同じころ、青海トンネルの工事現場でトンネルマシンのシャフトや工事用パイプが溶解するトラブルが相次いで発生したほか、しながわ水族館では水槽の魚が突然水に食われるかのように白骨化する怪事件が起きる[39][40]。その原因は、かつてオキシジェン・デストロイヤーを使用してゴジラを抹殺した際、海底の土壌に眠っていた古生代の微小生命体が無酸素環境下で古代の地層から復活し、異常進化を遂げた恐るべき生物・デストロイアであった[39][40]。
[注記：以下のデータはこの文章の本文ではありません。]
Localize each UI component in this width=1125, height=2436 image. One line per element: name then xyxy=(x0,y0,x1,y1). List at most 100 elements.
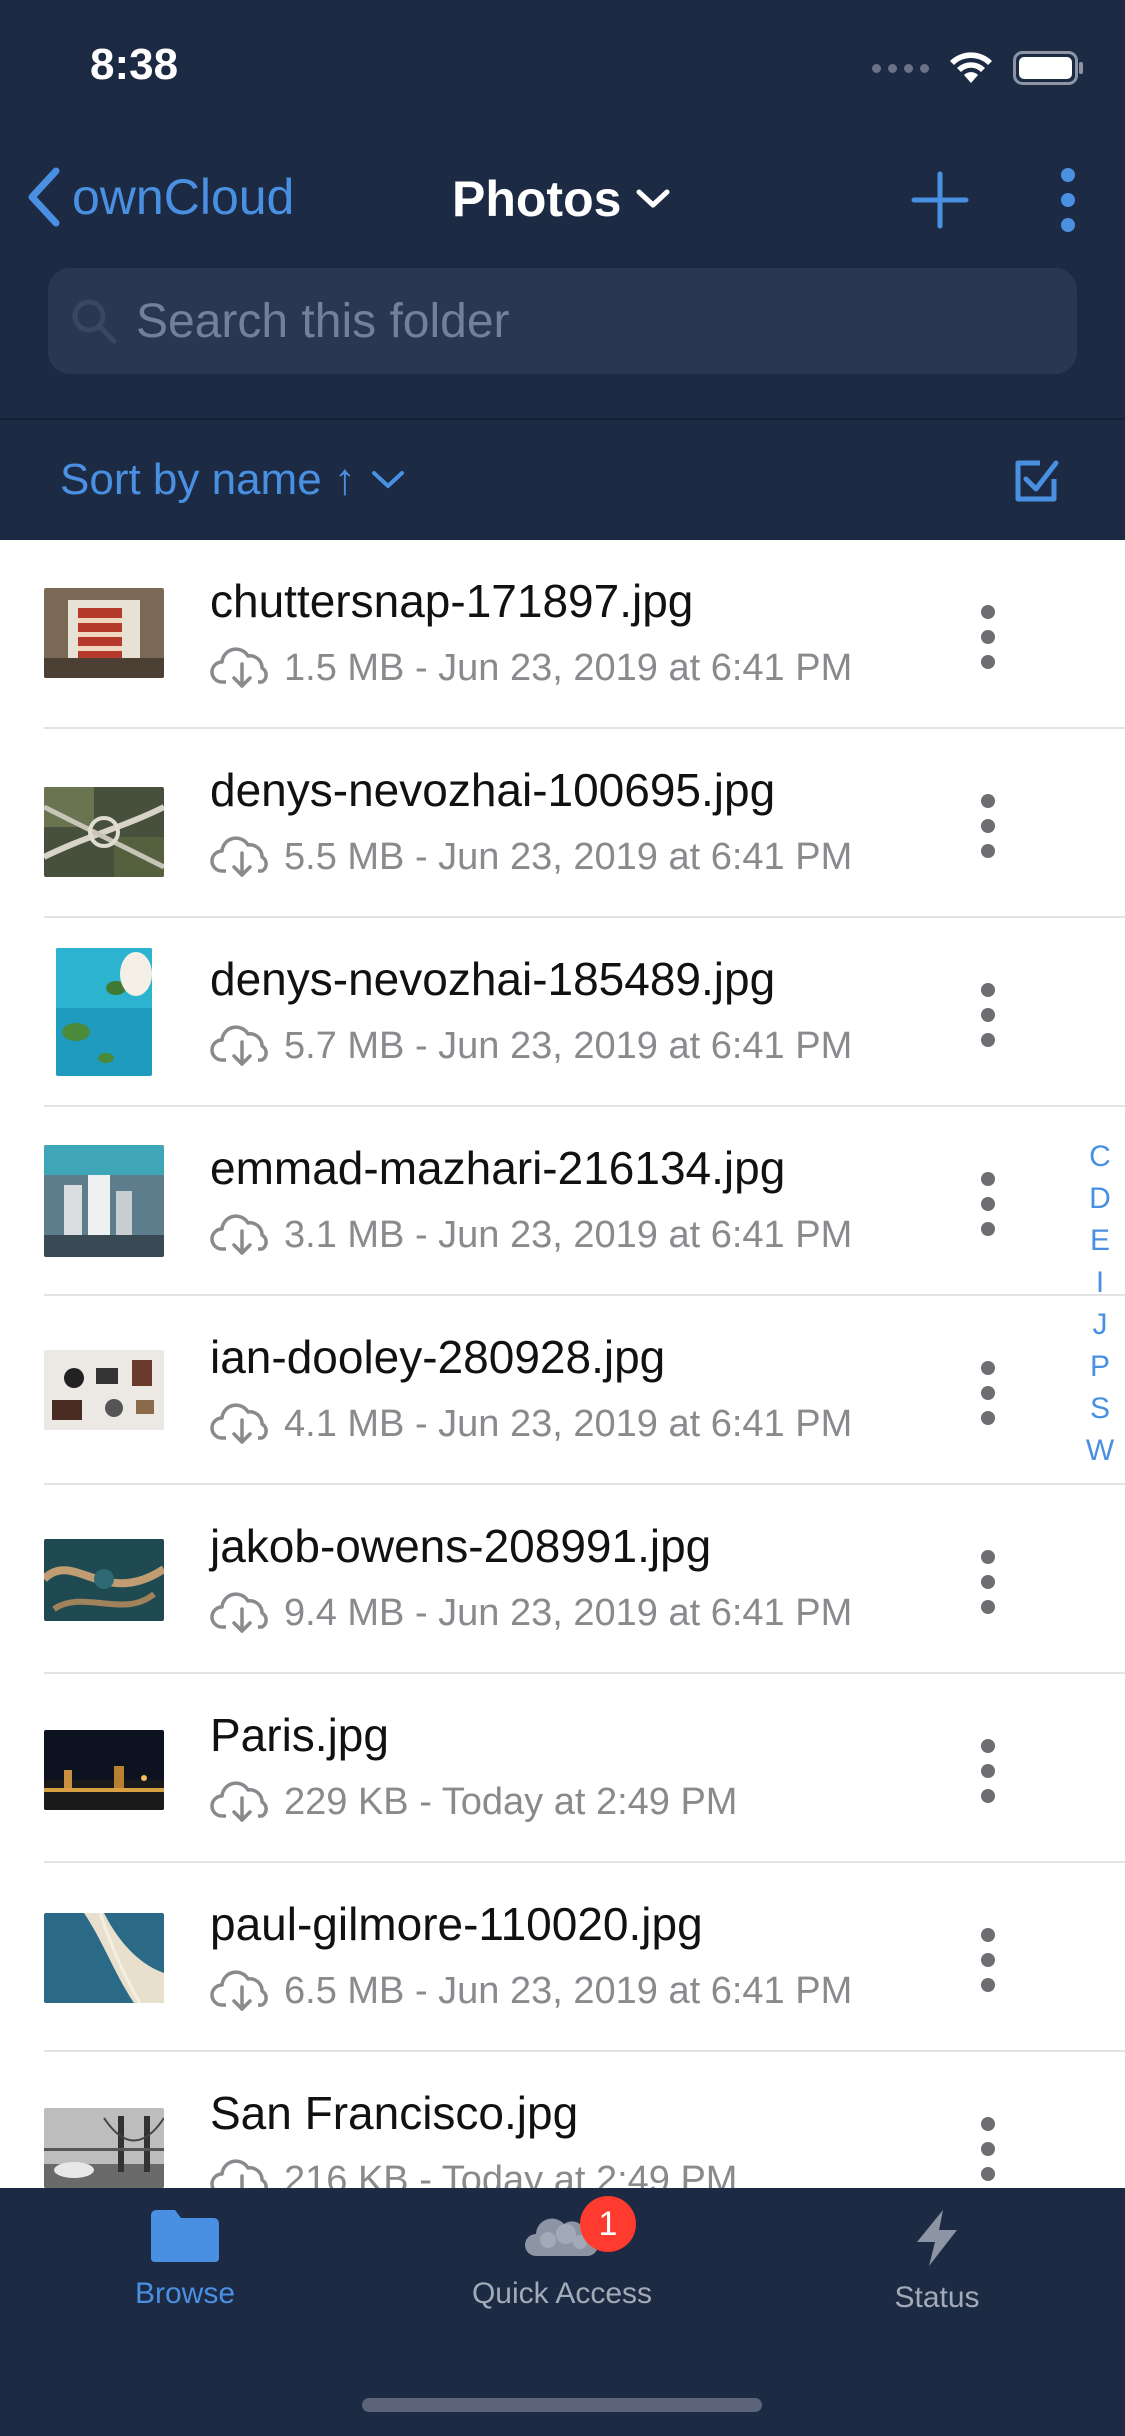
sort-label: Sort by name ↑ xyxy=(60,455,356,504)
file-name: chuttersnap-171897.jpg xyxy=(210,575,694,627)
more-actions-button[interactable] xyxy=(1050,165,1086,235)
more-options-icon[interactable] xyxy=(976,2114,1000,2184)
file-size-date: 5.5 MB - Jun 23, 2019 at 6:41 PM xyxy=(284,835,853,878)
thumbnail-image xyxy=(44,588,164,678)
back-button[interactable]: ownCloud xyxy=(24,165,294,229)
page-title: Photos xyxy=(452,171,622,227)
list-item[interactable]: paul-gilmore-110020.jpg 6.5 MB - Jun 23,… xyxy=(0,1863,1125,2052)
home-indicator xyxy=(362,2398,762,2412)
cloud-download-icon xyxy=(210,836,268,877)
more-options-icon[interactable] xyxy=(976,980,1000,1050)
tab-label: Status xyxy=(894,2281,980,2314)
divider xyxy=(0,418,1125,420)
file-name: paul-gilmore-110020.jpg xyxy=(210,1898,703,1950)
notification-badge: 1 xyxy=(580,2196,636,2252)
file-size-date: 229 KB - Today at 2:49 PM xyxy=(284,1780,738,1823)
file-meta: 9.4 MB - Jun 23, 2019 at 6:41 PM xyxy=(210,1591,852,1635)
index-letter[interactable]: J xyxy=(1093,1308,1108,1342)
more-options-icon[interactable] xyxy=(976,1736,1000,1806)
chevron-left-icon xyxy=(28,167,60,227)
list-item[interactable]: jakob-owens-208991.jpg 9.4 MB - Jun 23, … xyxy=(0,1485,1125,1674)
cellular-signal-icon xyxy=(872,63,929,73)
cloud-download-icon xyxy=(210,1025,268,1066)
file-size-date: 5.7 MB - Jun 23, 2019 at 6:41 PM xyxy=(284,1024,853,1067)
file-name: ian-dooley-280928.jpg xyxy=(210,1331,666,1383)
index-letter[interactable]: S xyxy=(1090,1392,1110,1426)
tab-label: Browse xyxy=(134,2277,236,2310)
file-meta: 6.5 MB - Jun 23, 2019 at 6:41 PM xyxy=(210,1969,852,2013)
lightning-icon xyxy=(917,2210,957,2266)
index-letter[interactable]: P xyxy=(1090,1350,1110,1384)
sort-button[interactable]: Sort by name ↑ xyxy=(60,455,406,505)
file-meta: 5.5 MB - Jun 23, 2019 at 6:41 PM xyxy=(210,835,852,879)
battery-icon xyxy=(1013,51,1083,85)
chevron-down-icon xyxy=(636,189,670,208)
thumbnail-image xyxy=(44,1145,164,1257)
cloud-download-icon xyxy=(210,1781,268,1822)
tab-status[interactable]: Status xyxy=(812,2208,1062,2315)
list-item[interactable]: San Francisco.jpg 216 KB - Today at 2:49… xyxy=(0,2052,1125,2188)
tab-quick-access[interactable]: Quick Access xyxy=(437,2208,687,2311)
more-options-icon[interactable] xyxy=(976,602,1000,672)
folder-title-dropdown[interactable]: Photos xyxy=(452,170,671,228)
folder-icon xyxy=(151,2210,219,2262)
file-size-date: 3.1 MB - Jun 23, 2019 at 6:41 PM xyxy=(284,1213,853,1256)
cloud-download-icon xyxy=(210,647,268,688)
list-item[interactable]: Paris.jpg 229 KB - Today at 2:49 PM xyxy=(0,1674,1125,1863)
chevron-down-icon xyxy=(371,471,404,488)
file-name: San Francisco.jpg xyxy=(210,2087,579,2139)
file-size-date: 216 KB - Today at 2:49 PM xyxy=(284,2158,738,2189)
index-letter[interactable]: I xyxy=(1096,1266,1104,1300)
thumbnail-image xyxy=(44,1730,164,1810)
file-meta: 3.1 MB - Jun 23, 2019 at 6:41 PM xyxy=(210,1213,852,1257)
index-letter[interactable]: E xyxy=(1090,1224,1110,1258)
section-index[interactable]: C D E I J P S W xyxy=(1080,1140,1120,1468)
more-options-icon[interactable] xyxy=(976,1925,1000,1995)
thumbnail-image xyxy=(44,1539,164,1621)
file-list: chuttersnap-171897.jpg 1.5 MB - Jun 23, … xyxy=(0,540,1125,2188)
cloud-download-icon xyxy=(210,1592,268,1633)
list-item[interactable]: denys-nevozhai-185489.jpg 5.7 MB - Jun 2… xyxy=(0,918,1125,1107)
status-time: 8:38 xyxy=(90,40,179,89)
list-item[interactable]: chuttersnap-171897.jpg 1.5 MB - Jun 23, … xyxy=(0,540,1125,729)
file-meta: 229 KB - Today at 2:49 PM xyxy=(210,1780,737,1824)
file-size-date: 9.4 MB - Jun 23, 2019 at 6:41 PM xyxy=(284,1591,853,1634)
list-item[interactable]: emmad-mazhari-216134.jpg 3.1 MB - Jun 23… xyxy=(0,1107,1125,1296)
file-name: emmad-mazhari-216134.jpg xyxy=(210,1142,786,1194)
cloud-download-icon xyxy=(210,1970,268,2011)
file-name: denys-nevozhai-185489.jpg xyxy=(210,953,776,1005)
status-icons xyxy=(872,48,1085,88)
tab-label: Quick Access xyxy=(471,2277,653,2310)
cloud-download-icon xyxy=(210,1403,268,1444)
thumbnail-image xyxy=(56,948,152,1076)
cloud-download-icon xyxy=(210,2159,268,2188)
wifi-icon xyxy=(950,52,992,83)
file-meta: 1.5 MB - Jun 23, 2019 at 6:41 PM xyxy=(210,646,852,690)
cloud-download-icon xyxy=(210,1214,268,1255)
file-size-date: 4.1 MB - Jun 23, 2019 at 6:41 PM xyxy=(284,1402,853,1445)
search-input[interactable]: Search this folder xyxy=(48,268,1077,374)
select-mode-checkbox-icon[interactable] xyxy=(1010,455,1062,507)
search-placeholder: Search this folder xyxy=(136,294,510,348)
add-button[interactable] xyxy=(910,170,970,230)
index-letter[interactable]: C xyxy=(1089,1140,1111,1174)
more-options-icon[interactable] xyxy=(976,1547,1000,1617)
file-size-date: 6.5 MB - Jun 23, 2019 at 6:41 PM xyxy=(284,1969,853,2012)
thumbnail-image xyxy=(44,1913,164,2003)
file-name: denys-nevozhai-100695.jpg xyxy=(210,764,776,816)
list-item[interactable]: denys-nevozhai-100695.jpg 5.5 MB - Jun 2… xyxy=(0,729,1125,918)
back-label: ownCloud xyxy=(72,169,295,225)
more-options-icon[interactable] xyxy=(976,1358,1000,1428)
more-options-icon[interactable] xyxy=(976,1169,1000,1239)
file-meta: 216 KB - Today at 2:49 PM xyxy=(210,2158,737,2188)
tab-browse[interactable]: Browse xyxy=(60,2208,310,2311)
thumbnail-image xyxy=(44,787,164,877)
index-letter[interactable]: D xyxy=(1089,1182,1111,1216)
navigation-header: 8:38 ownCloud Photos Search this folder … xyxy=(0,0,1125,540)
thumbnail-image xyxy=(44,2108,164,2188)
file-name: jakob-owens-208991.jpg xyxy=(210,1520,712,1572)
file-meta: 5.7 MB - Jun 23, 2019 at 6:41 PM xyxy=(210,1024,852,1068)
list-item[interactable]: ian-dooley-280928.jpg 4.1 MB - Jun 23, 2… xyxy=(0,1296,1125,1485)
index-letter[interactable]: W xyxy=(1086,1434,1114,1468)
more-options-icon[interactable] xyxy=(976,791,1000,861)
デストロイアは急速に巨大化し、人間大にまで成長して臨海副都心警視庁特殊部隊と交戦したうえ、自衛隊による攻撃に対して集合・合体し、40メートルの成長体と化して破壊の限りを尽くす[39]

そんな折、御前崎の海水浴場にゴジラに酷似した怪獣が出現する[39]。それは、行方不明となっていたリトルゴジラが天然ウランの影響を受けて急成長した、ゴジラジュニアであった[39]。バース島を失ったジュニアは、自らの故郷であるアドノア島へ帰ろうとしていたのだった[39]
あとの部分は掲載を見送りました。